Letta così sembrerebbe il festival del luogo comune: “Mi manca la pasta, l’inglese è difficilissimo, ma qui piove sempre”, eppure da quando è approdato in Premier League, Andrea Ranocchia ha iniziato a riscoprire aspetti di sé davvero inattesi. “Beh, a cominciare dal mio primo giorno nello spogliatoio dell’Hull City - racconta a gianlucadimarzio.com - ovvero quando mi hanno 'costretto' a salire su una sedia e cantare una canzone”. E’ tutto vero, e lo racconta ancora con un pizzico di imbarazzo. “E mò che canto? Mi sono detto, poi ho iniziato ad intonare l’Inno di Mameli”, un buon modo per far capire che lui è italiano vero.

A proposito. “Ho scelto di mettermi in discussione accettando la proposta dell’Hull City anche per provare a riconquistare la maglia della Nazionale, ma in questo momento mi interessa soprattutto vivere al massimo quest’esperienza”. Lasciandosi alle spalle gli anni con l’Inter. “Con Pioli avevo un buon rapporto. Con lui come con tutti gli allenatori che ho avuto in passato. Non sono uno che fa casino in spogliatoio, mi impegno in tutto quello che faccio. Sia quando gioco che quando non gioco”.

A convincerlo nella scelta è stata una telefonata da parte dell’allenatore dei Tigers, ma non solo. “Marco Silva mi ha chiamato proponendomi il progetto che mi è subito piaciuto, e poi c’erano tanti miei compagni che mi parlavano benissimo della Premier. E oggi posso dire che avevano ragione”. Anche se… “Ancora oggi faccio un po’ fatica con l’inglese e i primi giorni con la guida a destra ero un disastro. Ho preso due incroci contromano solo il primo giorno”. Per non parlare dei cerchioni dell’auto. “Già li ho rigati tutti con il marciapiede in manovra”.
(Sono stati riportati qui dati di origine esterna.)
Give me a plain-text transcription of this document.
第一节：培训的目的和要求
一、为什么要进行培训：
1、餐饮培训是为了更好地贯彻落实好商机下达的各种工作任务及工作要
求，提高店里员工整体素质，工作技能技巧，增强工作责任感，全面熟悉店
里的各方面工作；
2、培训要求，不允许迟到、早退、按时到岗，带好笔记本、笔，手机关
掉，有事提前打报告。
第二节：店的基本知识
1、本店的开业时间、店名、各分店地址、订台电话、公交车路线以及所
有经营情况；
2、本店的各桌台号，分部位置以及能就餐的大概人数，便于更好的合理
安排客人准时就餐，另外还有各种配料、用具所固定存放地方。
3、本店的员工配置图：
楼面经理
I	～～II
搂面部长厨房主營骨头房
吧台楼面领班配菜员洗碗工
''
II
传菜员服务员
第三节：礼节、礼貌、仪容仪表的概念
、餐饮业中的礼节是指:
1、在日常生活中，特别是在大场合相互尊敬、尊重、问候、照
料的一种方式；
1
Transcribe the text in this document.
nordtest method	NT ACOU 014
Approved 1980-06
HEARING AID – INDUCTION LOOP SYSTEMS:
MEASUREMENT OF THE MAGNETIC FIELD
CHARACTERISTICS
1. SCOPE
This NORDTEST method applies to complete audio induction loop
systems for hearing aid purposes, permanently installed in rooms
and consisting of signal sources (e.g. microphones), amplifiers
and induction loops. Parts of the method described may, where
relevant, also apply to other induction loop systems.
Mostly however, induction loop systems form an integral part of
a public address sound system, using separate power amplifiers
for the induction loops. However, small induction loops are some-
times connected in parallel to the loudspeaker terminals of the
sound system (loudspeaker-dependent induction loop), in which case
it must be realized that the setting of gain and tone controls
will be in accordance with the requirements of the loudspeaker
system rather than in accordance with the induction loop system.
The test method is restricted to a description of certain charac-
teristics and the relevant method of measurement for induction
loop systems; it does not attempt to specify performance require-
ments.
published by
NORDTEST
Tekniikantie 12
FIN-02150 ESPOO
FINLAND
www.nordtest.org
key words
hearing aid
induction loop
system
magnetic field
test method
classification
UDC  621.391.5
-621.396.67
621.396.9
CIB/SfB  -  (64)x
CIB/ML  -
E poi c’è il calcio. “Quello italiano è molto più tattico, in Premier invece di tattica ce ne è poca: è molto istinto e forza. I giocatori hanno una grandissima forza fisica e sono molto veloci, io mi sto ambientando bene, anche grazie alla scuola italiana, che tatticamente è la migliore che c’è al mondo”.

Ha scelto di vivere a Leeds in compagnia della sua fidanzata: a circa un’ora d’auto dal campo di allenamento, e le sue giornate si dividono tra il campo e i libri. “Ho preso una maestra per l’inglese con la quale faccio sei ore di lezioni a settimana, perché per ora parlo un inglese molto alla buona. Il problema è quando i miei compagni parlano tra di loro: è lì che faccio più fatica”. Ma alla fine nel gruppo si è già inserito alla grande. “Loro mi aiutano e mi hanno accolto bene: mi stanno facendo capire il loro modo di sentire il calcio. Ammetto che all’inizio ero spaesato, ma ora va alla grande”. Merito anche dei suoi due amici: Jakupovic e Abel Hernandez. “Il nostro portiere è svizzero e quindi con l’italiano se la cava, mentre Abel lo conoscevo dai tempi in cui giocava nel Palermo ed eravamo avversari”. A proposito di avversari. “Il più difficile da marcare era Milito. Meno male che dopo un anno è venuto a giocare con me all’Inter e così non lo dovevo più affrontare in campionato”. Ride e scherza Andrea, che dell’Italia rimpiange sopratutto il clima. “In un mese e mezzo non ho quasi mai visto il sole. Piove praticamente tutti i giorni”. Vuoi vedere che è anche colpa della canzone cantata il primo giorno. “Effettivamente non sono molto intonato - scherza - ma spero davvero che il clima migliori”. Magari che possa spuntare un po’ di sole: su Leeds e sul futuro di Andrea Ranocchia.